Learn About the Thanksgiving Address
November is Native American Heritage Month, and Native Americans figure prominently in our Thanksgiving lore. But rather than focusing on historical accounts, why not learn about how some First Nations and Indigenous communities voice regular expressions of gratitude today.
The Haudenosaunee open and close every gathering or social event with the Thanksgiving Address, which teaches gratitude, mutual respect and conservation. It promotes eco-consciousness and responsibility by reminding them of their connection to the natural world. Read through it as a family, perhaps with each family member taking a part. Continue the conversation with discussions of how we might conserve and sustain our planet.
Share Gratitude Stories
What better way to learn about gratitude than through a shared read-aloud? Pre-kindergarteners through 3rd-graders might enjoy Gratitude Soup, Grateful: A Song of Giving Thanks, or The Giving Tree, while older kids will appreciate Thanks a Million, a poetry anthology by Nikki Grimes. Giving Thanks provides a kid-friendly version of the Haudenosaunee Thanksgiving Address. Be sure to talk about the stories afterward, so kids can make connections with their own experiences.
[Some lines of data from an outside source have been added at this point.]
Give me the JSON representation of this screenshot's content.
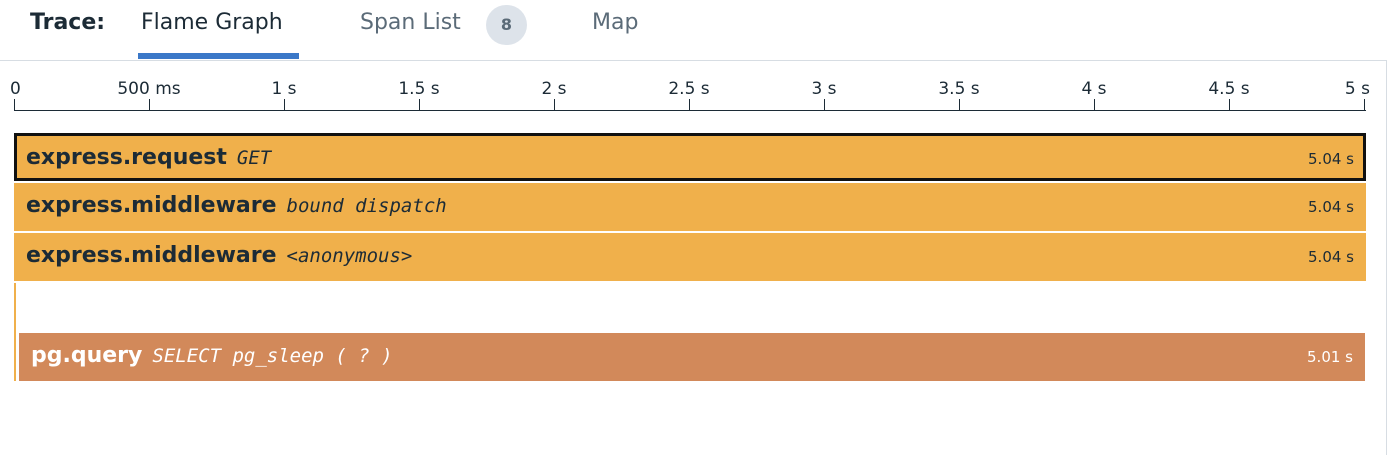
{
  "header": {
    "trace_label": "Trace:",
    "tabs": [
      {
        "label": "Flame Graph",
        "active": true
      },
      {
        "label": "Span List",
        "badge": "8"
      },
      {
        "label": "Map"
      }
    ]
  },
  "timeline": {
    "ticks": [
      "0",
      "500 ms",
      "1 s",
      "1.5 s",
      "2 s",
      "2.5 s",
      "3 s",
      "3.5 s",
      "4 s",
      "4.5 s",
      "5 s"
    ]
  },
  "spans": [
    {
      "name": "express.request",
      "resource": "GET",
      "duration": "5.04 s",
      "selected": true
    },
    {
      "name": "express.middleware",
      "resource": "bound dispatch",
      "duration": "5.04 s"
    },
    {
      "name": "express.middleware",
      "resource": "<anonymous>",
      "duration": "5.04 s"
    },
    {
      "name": "pg.query",
      "resource": "SELECT pg_sleep ( ? )",
      "duration": "5.01 s"
    }
  ],
  "colors": {
    "web_span": "#f0b04b",
    "db_span": "#d2895a",
    "tab_accent": "#3b78c8"
  }
}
Consider the Emphasis on Food
This food-focused holiday is a natural opportunity to discuss food insecurity in your local community and around the world. Involve kids in action-oriented activities, such as making a donation as a family to a local food bank or pantry. Allowing kids to contribute part of their allowance or raise money to help out helps them turn compassion into action.
To impact hunger farther from home, think about supporting an organization like A Well-fed World (AWFW). Through four options for gift-giving, Plants-4-Hunger allows donors to support sustainable vegan feeding and farming. Since animal farming is a top greenhouse gas producer, getting involved with AWFW can potentially impact world hunger, humane treatment of animals, and climate change—quite the win-win.
Making Gratitude a Daily Practice
Sincere gratitude has an impact on kids and parents alike. With so many benefits, it definitely makes sense to work gratitude into our daily lives and encourage our kids to do the same. The Thanksgiving season is an ideal opportunity to introduce this practice and emphasize the positive aspects of life. Making time for gratitude activities with kids not only strengthens family bonds, but will establish a mindset of appreciation and a healthy foundation for the mental, physical, and emotional self.